Becca reached out and took Nick’s hand.

“I’m so sorry, Nick. That must’ve been horrific.”

Her words hung in the air between them, heavy and still.

“But you were only fourteen years old,” she said. “Who puts that kind of responsibility on the shoulders of a kid?”

Nick shook his head. “I was old enough to know better. I did know better. He couldn’t swim. But I never thought he’d go near the deep end of the pool.”

Nick still had nightmares of them pulling his brother out of the water.
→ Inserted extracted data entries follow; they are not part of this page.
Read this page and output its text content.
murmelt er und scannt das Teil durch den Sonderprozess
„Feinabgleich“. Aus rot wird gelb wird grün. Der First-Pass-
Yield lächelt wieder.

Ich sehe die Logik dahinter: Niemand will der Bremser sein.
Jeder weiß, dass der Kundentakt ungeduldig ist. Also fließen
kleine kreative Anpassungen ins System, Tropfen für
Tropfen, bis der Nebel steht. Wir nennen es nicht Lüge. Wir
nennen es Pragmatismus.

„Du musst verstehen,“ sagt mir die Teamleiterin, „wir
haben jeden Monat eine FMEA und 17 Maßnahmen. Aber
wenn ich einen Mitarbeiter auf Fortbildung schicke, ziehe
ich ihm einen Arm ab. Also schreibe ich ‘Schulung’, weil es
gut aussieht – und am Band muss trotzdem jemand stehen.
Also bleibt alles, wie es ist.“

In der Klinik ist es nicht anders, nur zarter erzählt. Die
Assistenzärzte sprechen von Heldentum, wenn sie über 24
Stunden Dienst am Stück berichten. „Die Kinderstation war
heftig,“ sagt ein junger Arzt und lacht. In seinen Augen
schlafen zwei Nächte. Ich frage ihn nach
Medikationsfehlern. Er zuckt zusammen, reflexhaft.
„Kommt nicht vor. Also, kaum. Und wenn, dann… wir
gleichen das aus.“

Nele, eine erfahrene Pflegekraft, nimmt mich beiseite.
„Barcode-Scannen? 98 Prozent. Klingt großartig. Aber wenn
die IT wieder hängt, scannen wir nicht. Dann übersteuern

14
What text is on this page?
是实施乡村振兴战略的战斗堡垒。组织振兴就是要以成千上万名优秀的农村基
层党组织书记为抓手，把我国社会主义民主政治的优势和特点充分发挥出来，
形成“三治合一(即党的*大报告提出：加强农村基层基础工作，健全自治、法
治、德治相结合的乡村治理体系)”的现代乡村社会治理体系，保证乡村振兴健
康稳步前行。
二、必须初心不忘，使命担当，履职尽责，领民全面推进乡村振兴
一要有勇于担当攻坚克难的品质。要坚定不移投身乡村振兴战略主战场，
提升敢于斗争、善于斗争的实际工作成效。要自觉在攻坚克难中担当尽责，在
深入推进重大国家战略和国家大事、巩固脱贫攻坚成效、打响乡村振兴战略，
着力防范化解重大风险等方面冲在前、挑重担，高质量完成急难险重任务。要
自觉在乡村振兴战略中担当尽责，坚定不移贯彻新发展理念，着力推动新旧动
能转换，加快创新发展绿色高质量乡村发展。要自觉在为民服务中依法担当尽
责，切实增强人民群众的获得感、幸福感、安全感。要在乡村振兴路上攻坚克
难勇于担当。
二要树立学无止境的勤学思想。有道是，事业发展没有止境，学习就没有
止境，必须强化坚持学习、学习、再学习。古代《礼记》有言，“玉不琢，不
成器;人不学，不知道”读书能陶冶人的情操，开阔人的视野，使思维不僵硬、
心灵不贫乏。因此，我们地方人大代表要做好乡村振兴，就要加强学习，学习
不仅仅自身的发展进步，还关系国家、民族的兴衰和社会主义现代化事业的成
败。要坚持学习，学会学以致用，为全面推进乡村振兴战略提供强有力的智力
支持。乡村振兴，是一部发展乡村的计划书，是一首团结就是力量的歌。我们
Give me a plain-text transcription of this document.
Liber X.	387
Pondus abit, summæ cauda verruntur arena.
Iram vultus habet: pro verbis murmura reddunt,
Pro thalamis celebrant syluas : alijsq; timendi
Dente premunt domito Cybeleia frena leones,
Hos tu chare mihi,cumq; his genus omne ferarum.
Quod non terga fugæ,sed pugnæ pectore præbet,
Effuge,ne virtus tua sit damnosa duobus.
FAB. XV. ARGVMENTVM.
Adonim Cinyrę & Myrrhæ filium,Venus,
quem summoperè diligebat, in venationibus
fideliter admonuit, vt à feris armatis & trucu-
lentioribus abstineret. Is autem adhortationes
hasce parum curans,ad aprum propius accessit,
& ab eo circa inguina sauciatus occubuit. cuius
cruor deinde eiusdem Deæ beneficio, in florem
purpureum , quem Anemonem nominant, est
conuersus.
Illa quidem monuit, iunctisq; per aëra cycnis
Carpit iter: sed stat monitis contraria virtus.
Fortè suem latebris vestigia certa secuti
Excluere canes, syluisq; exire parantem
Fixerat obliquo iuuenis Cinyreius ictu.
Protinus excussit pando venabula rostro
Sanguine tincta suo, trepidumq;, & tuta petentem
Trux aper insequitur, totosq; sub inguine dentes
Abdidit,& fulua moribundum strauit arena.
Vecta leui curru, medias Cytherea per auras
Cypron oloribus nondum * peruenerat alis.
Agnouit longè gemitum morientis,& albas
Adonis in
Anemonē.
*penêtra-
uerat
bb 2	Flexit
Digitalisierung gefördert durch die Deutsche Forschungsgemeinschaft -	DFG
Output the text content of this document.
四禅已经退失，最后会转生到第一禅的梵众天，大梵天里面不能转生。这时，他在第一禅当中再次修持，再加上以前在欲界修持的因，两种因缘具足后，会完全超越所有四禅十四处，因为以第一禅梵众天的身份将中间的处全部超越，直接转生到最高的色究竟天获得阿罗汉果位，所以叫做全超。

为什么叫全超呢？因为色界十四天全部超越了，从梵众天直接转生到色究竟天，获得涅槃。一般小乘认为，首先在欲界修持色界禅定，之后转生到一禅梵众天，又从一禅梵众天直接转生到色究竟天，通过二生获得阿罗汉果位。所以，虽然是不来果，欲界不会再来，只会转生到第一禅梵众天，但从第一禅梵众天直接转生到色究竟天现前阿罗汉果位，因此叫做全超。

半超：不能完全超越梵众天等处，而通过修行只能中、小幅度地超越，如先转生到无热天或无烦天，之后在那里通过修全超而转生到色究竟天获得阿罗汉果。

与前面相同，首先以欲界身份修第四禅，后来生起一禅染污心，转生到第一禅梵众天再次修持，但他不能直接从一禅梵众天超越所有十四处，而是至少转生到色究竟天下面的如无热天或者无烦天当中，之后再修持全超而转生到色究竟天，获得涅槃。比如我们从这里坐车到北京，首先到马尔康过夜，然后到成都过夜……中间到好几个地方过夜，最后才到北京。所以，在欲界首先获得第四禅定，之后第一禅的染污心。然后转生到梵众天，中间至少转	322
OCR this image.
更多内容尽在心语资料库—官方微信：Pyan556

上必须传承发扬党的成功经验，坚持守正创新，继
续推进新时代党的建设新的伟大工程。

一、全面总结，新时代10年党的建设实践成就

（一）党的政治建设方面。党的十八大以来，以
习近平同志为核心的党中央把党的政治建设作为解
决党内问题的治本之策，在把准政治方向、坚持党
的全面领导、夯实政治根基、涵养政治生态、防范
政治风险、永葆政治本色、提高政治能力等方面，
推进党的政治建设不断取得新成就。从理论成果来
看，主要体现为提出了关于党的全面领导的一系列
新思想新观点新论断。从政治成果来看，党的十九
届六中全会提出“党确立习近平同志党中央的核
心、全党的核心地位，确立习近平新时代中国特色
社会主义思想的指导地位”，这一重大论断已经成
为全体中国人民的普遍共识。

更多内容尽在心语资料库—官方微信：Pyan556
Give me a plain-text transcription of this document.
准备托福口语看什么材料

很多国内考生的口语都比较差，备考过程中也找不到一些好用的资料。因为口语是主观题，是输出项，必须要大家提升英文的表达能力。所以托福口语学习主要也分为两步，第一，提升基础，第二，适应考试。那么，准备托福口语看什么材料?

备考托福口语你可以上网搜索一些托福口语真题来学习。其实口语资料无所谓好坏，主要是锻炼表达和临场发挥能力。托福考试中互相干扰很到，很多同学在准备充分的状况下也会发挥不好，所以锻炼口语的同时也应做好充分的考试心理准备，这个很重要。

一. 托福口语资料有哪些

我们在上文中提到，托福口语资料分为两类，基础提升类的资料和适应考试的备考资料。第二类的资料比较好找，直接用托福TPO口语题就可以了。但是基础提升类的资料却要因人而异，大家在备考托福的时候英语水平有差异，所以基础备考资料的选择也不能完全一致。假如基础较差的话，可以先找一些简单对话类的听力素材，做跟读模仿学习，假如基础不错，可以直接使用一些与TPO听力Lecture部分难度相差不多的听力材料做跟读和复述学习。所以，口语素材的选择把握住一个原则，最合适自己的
Twenty-one years later, and the image was still burned into his brain as if it happened yesterday.

“How long after your brother’s accident did your parents divorce?”

Nick leaned forward, bracing his elbows on his knees, studying the grain in the hardwood floors. The song on the stereo changed to “Silent Night.”

How long had it been?

“Five, six months, maybe? I think they tried to make it work for me or maybe out of habit or obligation. In so many ways it seemed like they split the moment they found out about Caiden. My dad ended up moving out. I came home from school one day, and he was gone. My mom was a shadow of herself. She just went through the motions. She didn’t cry. She didn’t talk much. A year later she died. An aneurism. It was as if all her grief had bottled up inside her and exploded. God, I’ve never told anyone this before.”

“Not even your ex-wife?”

“Delilah and I were married for less than two years. She was too busy complaining about how many hours I was away from home to worry about something like this.”

They sat there quietly for a while. He felt her gaze on him, but he couldn’t look at her. He didn’t want to see the pity in her eyes.

Pity had been one of the worst things he’d had to deal with after they returned home, and all the neighbors found out.

Whispers and pity.

Their family is never going to be the same.

Oh, that poor Ciotti boy.

He was never really sure if they were talking about him or his brother. It had to be Caiden, because he knew he didn’t deserve any pity.

“Nick, it wasn’t your fault. You have to stop blaming yourself. And most of all, you need to forgive yourself. You were just a kid.”

It was all just one more thing that made him feel out of control of his life—babies on the way, a new town that had already sucked him into a way of living he wasn’t used to. But he should like it. He should love being part of something bigger than himself. He should welcome a reason to step outside of himself. He knew that.

This was Becca’s life. She was at the center of it all. Heart and soul and lifeblood. She thrived in the midst of friends and community and even family, no matter how dysfunctional she thought hers was.

Here he was, trying to be part of it, part of her life. But, really, he was standing on the outside looking in.

It seemed so much bigger than him. It was all coming at him so fast. When it came down to it, could he really give her what she needed to be happy? He wished he could. He wanted to. But she deserved better. Was it fair to her to hold on to her if he couldn’t give her all that?

He knew he could sit there all night banging his head against the proverbial wall and telling himself this life should be what he wanted, that he should feel lucky, but he just wanted to run.

He set his wineglass on the coffee table and stood up.

“Look, it’s late,” he said. “I need to go into the hospital tomorrow and check on some things before the wedding. I need to go.”

* * *

The next evening, Nick sat in the ballroom at Regency Cypress Plantation and Botanical Gardens waiting for the wedding to start.